Just like the personal loan, the senior mortgage is a consumer credit. It differs from other types of personal credit by its guarantee: this type of loan is, in fact, secured by mortgaged property belonging to the borrower. How exactly does the senior mortgage work and what category of people does he or she go to?

The principle of mortgage lending

In 2006, the Mortgage Life Loan was launched by Crédit Foncier de France to allow the use of its real estate property in another way. This type of loan guarantees the housing of the borrower and offers him a credit paid in cash, in exchange for a credit calculated according to the value of the property. Repayment of the credit made without death insurance occurs only when the borrower dies or when the property is sold.

As a result, the borrower remains the owner of his property until his death and does not make any refund during his lifetime. The bank therefore only receives the repayments and its interest on the death of the borrower, the repayment being made from the selling price of the house.

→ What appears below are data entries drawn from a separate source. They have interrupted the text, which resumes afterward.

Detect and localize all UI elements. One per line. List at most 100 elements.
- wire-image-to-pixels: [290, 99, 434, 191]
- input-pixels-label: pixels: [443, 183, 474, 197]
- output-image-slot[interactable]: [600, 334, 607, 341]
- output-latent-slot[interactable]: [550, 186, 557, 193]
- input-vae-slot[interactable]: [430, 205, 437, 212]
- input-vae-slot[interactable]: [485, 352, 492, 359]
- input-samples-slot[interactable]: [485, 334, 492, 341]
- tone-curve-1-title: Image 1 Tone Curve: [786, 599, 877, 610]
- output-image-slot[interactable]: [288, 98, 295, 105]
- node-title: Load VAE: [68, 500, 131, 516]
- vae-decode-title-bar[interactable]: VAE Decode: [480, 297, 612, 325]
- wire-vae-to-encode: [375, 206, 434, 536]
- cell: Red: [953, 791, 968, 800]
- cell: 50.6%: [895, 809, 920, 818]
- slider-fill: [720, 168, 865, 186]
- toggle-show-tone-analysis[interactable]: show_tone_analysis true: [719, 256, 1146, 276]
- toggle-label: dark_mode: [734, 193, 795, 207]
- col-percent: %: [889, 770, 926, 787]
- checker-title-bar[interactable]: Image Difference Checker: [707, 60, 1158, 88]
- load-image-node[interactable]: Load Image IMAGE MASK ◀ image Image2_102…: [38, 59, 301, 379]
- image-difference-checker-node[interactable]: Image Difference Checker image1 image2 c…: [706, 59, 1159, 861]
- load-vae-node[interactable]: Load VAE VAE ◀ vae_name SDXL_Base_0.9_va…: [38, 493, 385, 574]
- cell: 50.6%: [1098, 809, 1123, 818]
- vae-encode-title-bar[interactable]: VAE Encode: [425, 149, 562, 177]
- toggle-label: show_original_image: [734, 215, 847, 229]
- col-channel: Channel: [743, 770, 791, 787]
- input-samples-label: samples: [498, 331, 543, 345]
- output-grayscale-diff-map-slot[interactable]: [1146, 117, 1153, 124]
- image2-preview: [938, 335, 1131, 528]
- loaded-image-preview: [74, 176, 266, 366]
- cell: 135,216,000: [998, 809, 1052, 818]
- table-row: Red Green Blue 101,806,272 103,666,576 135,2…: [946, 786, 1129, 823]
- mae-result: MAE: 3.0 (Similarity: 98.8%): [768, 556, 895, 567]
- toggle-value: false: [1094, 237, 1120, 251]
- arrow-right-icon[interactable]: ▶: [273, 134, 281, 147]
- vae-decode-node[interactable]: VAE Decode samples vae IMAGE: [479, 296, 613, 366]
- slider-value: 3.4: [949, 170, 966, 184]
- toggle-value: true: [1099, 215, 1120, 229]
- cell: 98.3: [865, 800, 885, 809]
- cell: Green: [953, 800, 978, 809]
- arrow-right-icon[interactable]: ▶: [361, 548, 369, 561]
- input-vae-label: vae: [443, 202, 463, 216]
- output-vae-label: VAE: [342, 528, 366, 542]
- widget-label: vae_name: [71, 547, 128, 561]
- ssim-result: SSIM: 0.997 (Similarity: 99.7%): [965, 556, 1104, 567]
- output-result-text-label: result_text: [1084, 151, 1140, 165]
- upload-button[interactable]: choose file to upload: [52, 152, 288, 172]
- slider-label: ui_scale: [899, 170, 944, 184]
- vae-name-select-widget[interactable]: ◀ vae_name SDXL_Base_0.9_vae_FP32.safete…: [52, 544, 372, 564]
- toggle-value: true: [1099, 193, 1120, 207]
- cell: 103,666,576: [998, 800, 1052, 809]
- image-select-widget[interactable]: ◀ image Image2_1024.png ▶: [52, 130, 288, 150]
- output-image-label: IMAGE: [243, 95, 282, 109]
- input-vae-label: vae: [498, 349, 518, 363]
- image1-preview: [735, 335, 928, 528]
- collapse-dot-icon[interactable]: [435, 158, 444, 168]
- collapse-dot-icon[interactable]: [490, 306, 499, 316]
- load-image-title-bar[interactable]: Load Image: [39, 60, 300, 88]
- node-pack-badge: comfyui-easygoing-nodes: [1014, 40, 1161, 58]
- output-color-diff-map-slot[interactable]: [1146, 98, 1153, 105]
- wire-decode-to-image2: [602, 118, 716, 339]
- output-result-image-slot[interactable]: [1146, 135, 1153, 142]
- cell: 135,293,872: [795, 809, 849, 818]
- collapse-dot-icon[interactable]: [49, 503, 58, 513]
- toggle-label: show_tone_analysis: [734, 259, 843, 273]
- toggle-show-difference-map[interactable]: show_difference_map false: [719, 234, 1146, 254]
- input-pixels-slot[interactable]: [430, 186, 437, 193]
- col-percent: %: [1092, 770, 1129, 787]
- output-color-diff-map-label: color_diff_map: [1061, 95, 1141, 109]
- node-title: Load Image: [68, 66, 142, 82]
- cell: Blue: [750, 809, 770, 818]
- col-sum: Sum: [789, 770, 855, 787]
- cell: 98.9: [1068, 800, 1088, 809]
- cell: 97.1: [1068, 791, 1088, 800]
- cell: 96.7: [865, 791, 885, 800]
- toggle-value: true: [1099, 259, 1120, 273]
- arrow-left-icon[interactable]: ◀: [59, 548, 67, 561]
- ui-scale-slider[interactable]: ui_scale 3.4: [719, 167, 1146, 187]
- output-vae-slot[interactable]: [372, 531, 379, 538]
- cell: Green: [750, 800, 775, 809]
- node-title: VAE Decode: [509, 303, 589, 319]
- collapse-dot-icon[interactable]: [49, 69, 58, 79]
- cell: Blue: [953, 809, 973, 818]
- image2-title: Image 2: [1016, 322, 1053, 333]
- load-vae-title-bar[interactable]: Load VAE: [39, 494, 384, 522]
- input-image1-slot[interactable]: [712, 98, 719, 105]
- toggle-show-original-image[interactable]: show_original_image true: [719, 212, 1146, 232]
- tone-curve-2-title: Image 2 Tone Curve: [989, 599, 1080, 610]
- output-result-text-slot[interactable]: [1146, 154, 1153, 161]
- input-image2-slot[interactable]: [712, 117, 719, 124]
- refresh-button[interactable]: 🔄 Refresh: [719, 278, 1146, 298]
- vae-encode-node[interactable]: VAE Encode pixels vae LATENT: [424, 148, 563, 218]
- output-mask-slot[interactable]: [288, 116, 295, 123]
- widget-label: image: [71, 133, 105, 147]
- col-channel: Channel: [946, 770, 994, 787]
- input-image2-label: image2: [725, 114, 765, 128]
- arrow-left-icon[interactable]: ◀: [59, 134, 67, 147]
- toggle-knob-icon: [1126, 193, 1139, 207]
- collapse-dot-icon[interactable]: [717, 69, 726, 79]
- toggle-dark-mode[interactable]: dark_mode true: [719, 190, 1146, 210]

If the heirs of the dwelling choose to keep the house, they will be responsible for repaying the entire loan with interest to the bank. However, the mortgage life loan is a loan that is repaid expensive, with an interest rate of 7.50%. Its main advantages lie in the fact that it only pays off when the borrower dies and at the same time allows the borrower to use a pool of credits.

Senior Mortgage Loan: Who Can Benefit?

The mortgage life loan, which is a personal loan, is only intended for a natural person.

It can not therefore be obtained to finance professional projects and can not be granted to an association or a legal person. If this type of loan does not require any condition of age, level of income or state of health, banks that offer this kind of credit usually offer it to seniors aged 65 and over.

Seniors who benefit from this type of loan can thus obtain a varied amount  between 30 to 60% of the value of their property.

Types of operation that can be funded by the pensioned mortgage

As a personal loan, the pensioned mortgage is intended to finance only the personal projects of the borrower. The borrower can use this type of loan to finance the studies of his grandchildren, to undertake maintenance work on his home or to pay for a home help service.

Some seniors use this loan to pay for retirement home services. There are also those who choose to take out a mortgage life loan to pay for their medical expenses and to ensure that they can still receive medical care.

Some conditions for the senior mortgage

Certain conditions must be met to obtain a mortgage life loan. The loan must first and foremost be made without death insurance. The bank often requires a first mortgage on housing, to guarantee repayment of the loan.

In addition, the immovable property that is the subject of a mortgage must only be used for residential purposes, such as a principal residence or a second home.

By fulfilling these conditions, there is no reason for a senior to be denied a mortgage life loan, especially since this loan does not require any condition on the borrower’s health status.